Next, you’ll change the instance type to the actual GPU instance you want to train on in the cloud. Here you’ll choose an Amazon SageMaker compute instance with 4 NVIDIA Tesla V100 based GPU instance — ml.p3.8xlarge. If you have a training script that can leverage multiple GPUs, you can choose up to 8 GPUs per instance for faster training.

from sagemaker.estimator import Estimator

rapids_estimator = Estimator(
    image_uri=ECR_container_fullname,
    role=execution_role,
    instance_count=2,
    instance_type="ml.p3.8xlarge",
    max_run=60 * 60 * 24,
    max_wait=(60 * 60 * 24) + 1,
    use_spot_instances=True,
    hyperparameters=hyperparams,
    metric_definitions=[{"Name": "test_acc", "Regex": "test_acc: ([0-9\\.]+)"}],
)

Now you define a HyperparameterTuner object using the estimator you defined above.

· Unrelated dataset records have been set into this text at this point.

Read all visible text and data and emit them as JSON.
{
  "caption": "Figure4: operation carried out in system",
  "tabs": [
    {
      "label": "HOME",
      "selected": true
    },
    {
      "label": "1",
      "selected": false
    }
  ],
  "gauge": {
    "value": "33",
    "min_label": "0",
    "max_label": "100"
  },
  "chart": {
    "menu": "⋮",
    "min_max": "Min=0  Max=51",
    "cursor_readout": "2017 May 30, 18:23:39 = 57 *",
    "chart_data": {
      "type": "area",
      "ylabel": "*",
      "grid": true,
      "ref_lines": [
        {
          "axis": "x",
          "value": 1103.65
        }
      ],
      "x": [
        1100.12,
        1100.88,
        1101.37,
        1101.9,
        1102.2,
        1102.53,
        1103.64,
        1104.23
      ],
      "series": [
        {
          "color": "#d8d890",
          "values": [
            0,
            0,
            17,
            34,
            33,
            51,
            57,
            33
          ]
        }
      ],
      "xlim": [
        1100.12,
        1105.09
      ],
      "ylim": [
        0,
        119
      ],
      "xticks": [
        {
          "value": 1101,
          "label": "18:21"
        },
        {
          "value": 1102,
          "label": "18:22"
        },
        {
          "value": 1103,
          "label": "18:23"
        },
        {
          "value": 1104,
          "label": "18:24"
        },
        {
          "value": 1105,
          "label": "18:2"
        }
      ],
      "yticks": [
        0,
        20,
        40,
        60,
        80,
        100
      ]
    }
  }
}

tuner = HyperparameterTuner(
    rapids_estimator,
    objective_metric_name="test_acc",
    hyperparameter_ranges=hyperparameter_ranges,
    strategy="Bayesian",
    max_jobs=2,
    max_parallel_jobs=2,
    objective_type="Maximize",
    metric_definitions=[{"Name": "test_acc", "Regex": "test_acc: ([0-9\\.]+)"}],
)

job_name = "rapidsHPO" + time.strftime("%Y-%m-%d-%H-%M-%S-%j", time.gmtime())
tuner.fit({"dataset": s3_data_dir}, job_name=job_name)

Clean up#

Delete S3 buckets and files you don’t need
Kill training jobs that you don’t want running
Delete container images and the repository you just created

!aws ecr delete-repository --force --repository-name {estimator_info['ecr_repository']}